Thursday, 6 October 2016

The new term begins!

I have started writing the Devil's Chapel - and I am delighted that I have 4,000 words of an actual beginning... I have re-used some of the MR James type text I wrote in March, but in a more concise, dynamic way.  I think I will write the three stories independently and then intercut them and edit and add foreshadowings and so on later.  I have even thought of a plot twist.

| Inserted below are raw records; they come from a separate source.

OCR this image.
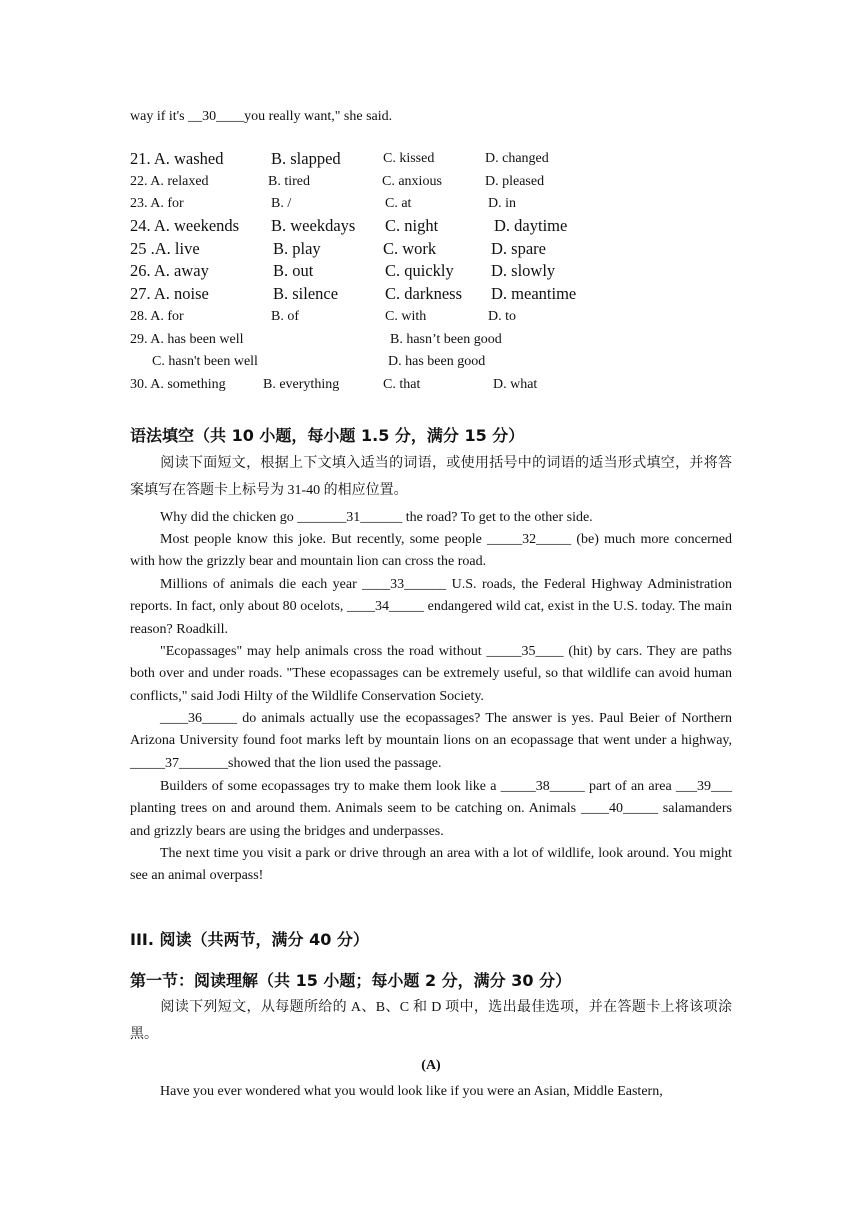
way if it's __30____you really want," she said.
21. A. washed	B. slapped	C. kissed	D. changed
22. A. relaxed	B. tired	C. anxious	D. pleased
23. A. for	B. /	C. at	D. in
24. A. weekends B. weekdays C. night	D. daytime
25 .A. live	B. play	C. work	D. spare
26. A. away	B. out	C. quickly D. slowly
27. A. noise	B. silence	C. darkness D. meantime
28. A. for	B. of	C. with	D. to
29. A. has been well	B. hasn’t been good
C. hasn't been well	D. has been good
30. A. something	B. everything	C. that	D. what
语法填空（共 10 小题，每小题 1.5 分，满分 15 分）
阅读下面短文，根据上下文填入适当的词语，或使用括号中的词语的适当形式填空，并将答案填写在答题卡上标号为 31-40 的相应位置。
Why did the chicken go _______31______ the road? To get to the other side.
Most people know this joke. But recently, some people _____32_____ (be) much more concerned with how the grizzly bear and mountain lion can cross the road.
Millions of animals die each year ____33______ U.S. roads, the Federal Highway Administration reports. In fact, only about 80 ocelots, ____34_____ endangered wild cat, exist in the U.S. today. The main reason? Roadkill.
"Ecopassages" may help animals cross the road without _____35____ (hit) by cars. They are paths both over and under roads. "These ecopassages can be extremely useful, so that wildlife can avoid human conflicts," said Jodi Hilty of the Wildlife Conservation Society.
____36_____ do animals actually use the ecopassages? The answer is yes. Paul Beier of Northern Arizona University found foot marks left by mountain lions on an ecopassage that went under a highway, _____37_______showed that the lion used the passage.
Builders of some ecopassages try to make them look like a _____38_____ part of an area ___39___ planting trees on and around them. Animals seem to be catching on. Animals ____40_____ salamanders and grizzly bears are using the bridges and underpasses.
The next time you visit a park or drive through an area with a lot of wildlife, look around. You might see an animal overpass!
III. 阅读（共两节，满分 40 分）
第一节：阅读理解（共 15 小题；每小题 2 分，满分 30 分）
阅读下列短文，从每题所给的 A、B、C 和 D 项中，选出最佳选项，并在答题卡上将该项涂黑。
(A)
Have you ever wondered what you would look like if you were an Asian, Middle Eastern,
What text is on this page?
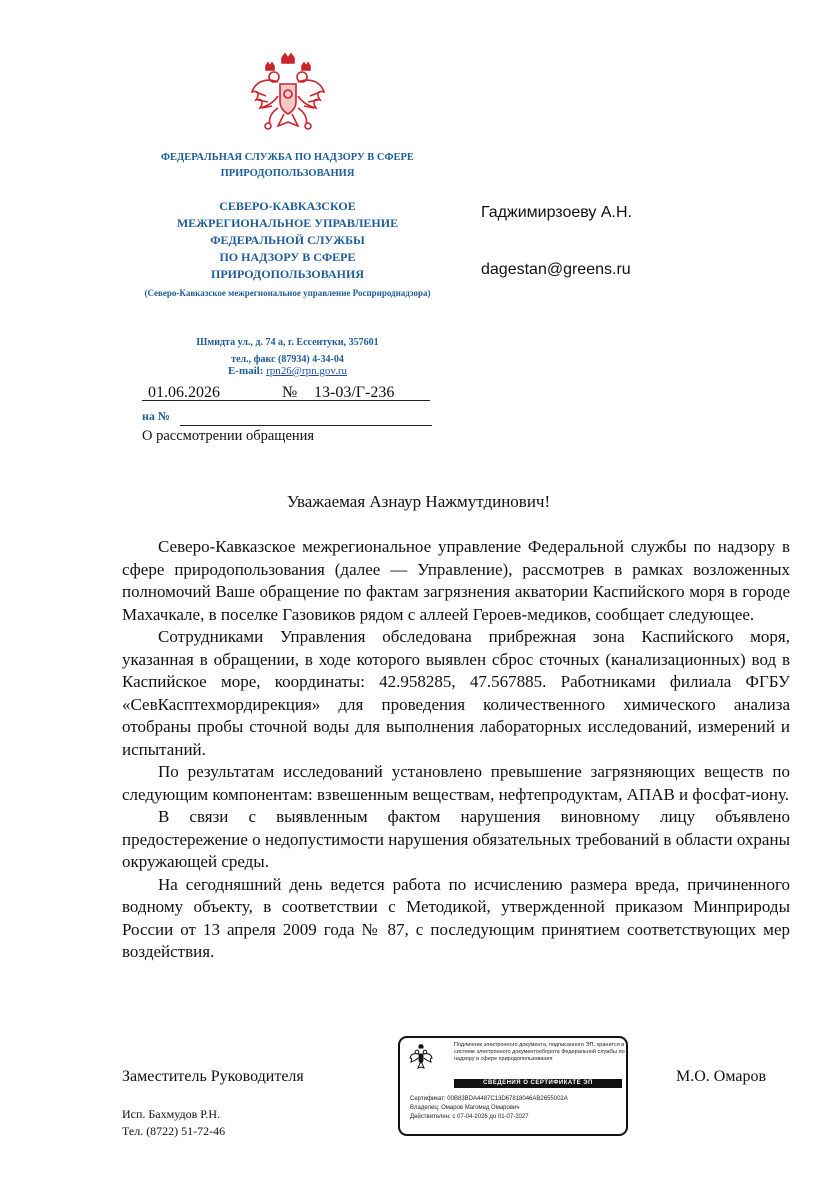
ФЕДЕРАЛЬНАЯ СЛУЖБА ПО НАДЗОРУ В СФЕРЕ ПРИРОДОПОЛЬЗОВАНИЯ
СЕВЕРО-КАВКАЗСКОЕ
МЕЖРЕГИОНАЛЬНОЕ УПРАВЛЕНИЕ
ФЕДЕРАЛЬНОЙ СЛУЖБЫ
ПО НАДЗОРУ В СФЕРЕ
ПРИРОДОПОЛЬЗОВАНИЯ
(Северо-Кавказское межрегиональное управление Росприроднадзора)
Шмидта ул., д. 74 а, г. Ессентуки, 357601
тел., факс (87934) 4-34-04
E-mail: rpn26@rpn.gov.ru
01.06.2026	№ 13-03/Г-236
на №
О рассмотрении обращения
Гаджимирзоеву А.Н.
dagestan@greens.ru
Уважаемая Азнаур Нажмутдинович!

Северо-Кавказское межрегиональное управление Федеральной службы по надзору в сфере природопользования (далее — Управление), рассмотрев в рамках возложенных полномочий Ваше обращение по фактам загрязнения акватории Каспийского моря в городе Махачкале, в поселке Газовиков рядом с аллеей Героев-медиков, сообщает следующее.

Сотрудниками Управления обследована прибрежная зона Каспийского моря, указанная в обращении, в ходе которого выявлен сброс сточных (канализационных) вод в Каспийское море, координаты: 42.958285, 47.567885. Работниками филиала ФГБУ «СевКасптехмордирекция» для проведения количественного химического анализа отобраны пробы сточной воды для выполнения лабораторных исследований, измерений и испытаний.

По результатам исследований установлено превышение загрязняющих веществ по следующим компонентам: взвешенным веществам, нефтепродуктам, АПАВ и фосфат-иону.

В связи с выявленным фактом нарушения виновному лицу объявлено предостережение о недопустимости нарушения обязательных требований в области охраны окружающей среды.

На сегодняшний день ведется работа по исчислению размера вреда, причиненного водному объекту, в соответствии с Методикой, утвержденной приказом Минприроды России от 13 апреля 2009 года № 87, с последующим принятием соответствующих мер воздействия.

Заместитель Руководителя	М.О. Омаров
Исп. Бахмудов Р.Н.
Тел. (8722) 51-72-46
Подлинник электронного документа, подписанного ЭП, хранится в системе электронного документооборота Федеральной службы по надзору в сфере природопользования
СВЕДЕНИЯ О СЕРТИФИКАТЕ ЭП
Сертификат: 00B83BDA4487C13D67818046AB2655002A
Владелец: Омаров Магомед Омарович
Действителен: с 07-04-2026 до 01-07-2027
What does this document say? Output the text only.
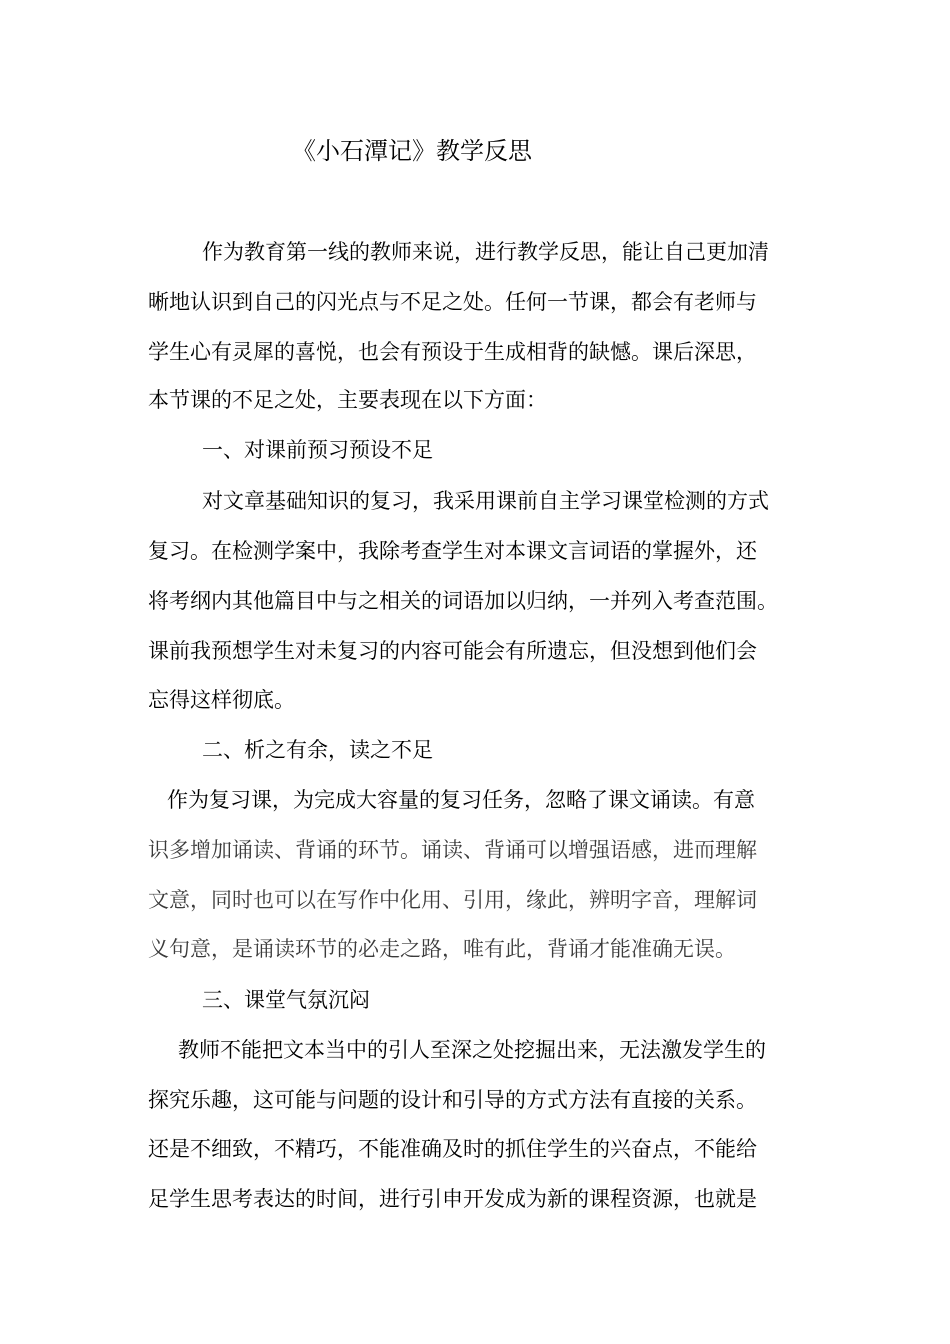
《小石潭记》教学反思
作为教育第一线的教师来说，进行教学反思，能让自己更加清
晰地认识到自己的闪光点与不足之处。任何一节课，都会有老师与
学生心有灵犀的喜悦，也会有预设于生成相背的缺憾。课后深思，
本节课的不足之处，主要表现在以下方面：
一、对课前预习预设不足
对文章基础知识的复习，我采用课前自主学习课堂检测的方式
复习。在检测学案中，我除考查学生对本课文言词语的掌握外，还
将考纲内其他篇目中与之相关的词语加以归纳，一并列入考查范围。
课前我预想学生对未复习的内容可能会有所遗忘，但没想到他们会
忘得这样彻底。
二、析之有余，读之不足
作为复习课，为完成大容量的复习任务，忽略了课文诵读。有意
识多增加诵读、背诵的环节。诵读、背诵可以增强语感，进而理解
文意，同时也可以在写作中化用、引用，缘此，辨明字音，理解词
义句意，是诵读环节的必走之路，唯有此，背诵才能准确无误。
三、课堂气氛沉闷
教师不能把文本当中的引人至深之处挖掘出来，无法激发学生的
探究乐趣，这可能与问题的设计和引导的方式方法有直接的关系。
还是不细致，不精巧，不能准确及时的抓住学生的兴奋点，不能给
足学生思考表达的时间，进行引申开发成为新的课程资源，也就是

Today I felt very ill, so I didn't do much, but I edited and read up notes and thought and tried to induce in myself a medieval/dark ages mindset.  Tricky.

Sunday, 18 September 2016

The autumn campaign

It  has been several months now, well actually over a year, since I found myself in the midst of writing a book.  It isn’t lack of ideas, perhaps it’s the anxiety that I am not “doing it right” and that I have no way of understanding how to “correct” myself.  Is that it?   I think really it is “what’s the point?” and the realisation that the books I am writing are not what the market wants, however well written and excellent they are.  And of course as time goes on one begins to think how they might be re-worked and made even more excellent. Perhaps the fact of having written 4 novels in 7 years seemed a bit overwhelming and maybe my brain needs a rest, but frankly I think it is discouragement rather than anything else.  The reason I feel able to write now is because there is interest in one of my books.   


Since the spring, well, since about May, when the energy I first had for The Devil’s Chapel petered out, I have done no real writing.  I messed about with the OAMFD idea and then lost interest.  I fiddled with a few ideas, wrote a few sketches, but nothing caught fire.  I have had endless ideas for work, but nothing that really grabs me.  TDC is listed as this autumn’s project and I think it’s a good one.  I just hope I that this lassitude doesn’t extend beyond our trip to Naples.

It really is quite depressing not writing, however domestic life has been rather demanding over the last few months, and I hate the idea of writing during the summer holidays.  However, all this will change soon I expect, there will be no "summer holidays" to speak of now that Finn has left school, and we can choose where and when to go away.  I will miss the summer holidays - a six week period of feeling at liberty to enjoy oneself, even if one doesn't have the funds to enjoy it completely, or that they are supplemented by AirBnB which requires a certain amount of work.

The feeling of "the autumn term" has always been one that I've liked.  I've postponed it a bit this year, with our trip to Napoli - but when I come back I will be ready for lots of good new things.

Thursday, 1 September 2016

All Change

Several things have happened.

Firstly, an enlightened agent has asked for a full read of the book formerly known as The Malice of Fairies
He is still reading it, I will not worry about it until October.

Secondly, I decided not to go to "The Festival of Writing" because the actual cost was £490 plus train fares and taxis and was just too much.  Also my gut was telling me not to go, and the fact that an agent was having a full read was enough to console me.

Thirdly, I decided that even if the agent turned down the book, I would not self-publish in the autumn.  This came about in a conversation with Tara, she said "your heart's not in it" and this is true, it's always been a sort of desperate measure... something I felt I must do to earn some money and justify my existence.

The upshot of these three things is that I have, miraculously, felt I can write again, that it's worthwhile.  I started to look at all my notes on the triple story book (working title The Devil's Chapel) which I started thinking about and researching and writing after my trip to Barfrestone Church at Easter.  I was delighted to find I had the beginnings of a good structure and some nice ideas about what women have wanted throughout the ages.  I'm excited.  I hope I can do it justice, marry it together and make it moving..



I intend to base the carvings on those at Barfrestone, but not to use them literally.  I don't want to get stuck, my ideas about continuing Woden worship are a little weird, but not impossible.  So I want to extrapolate from that.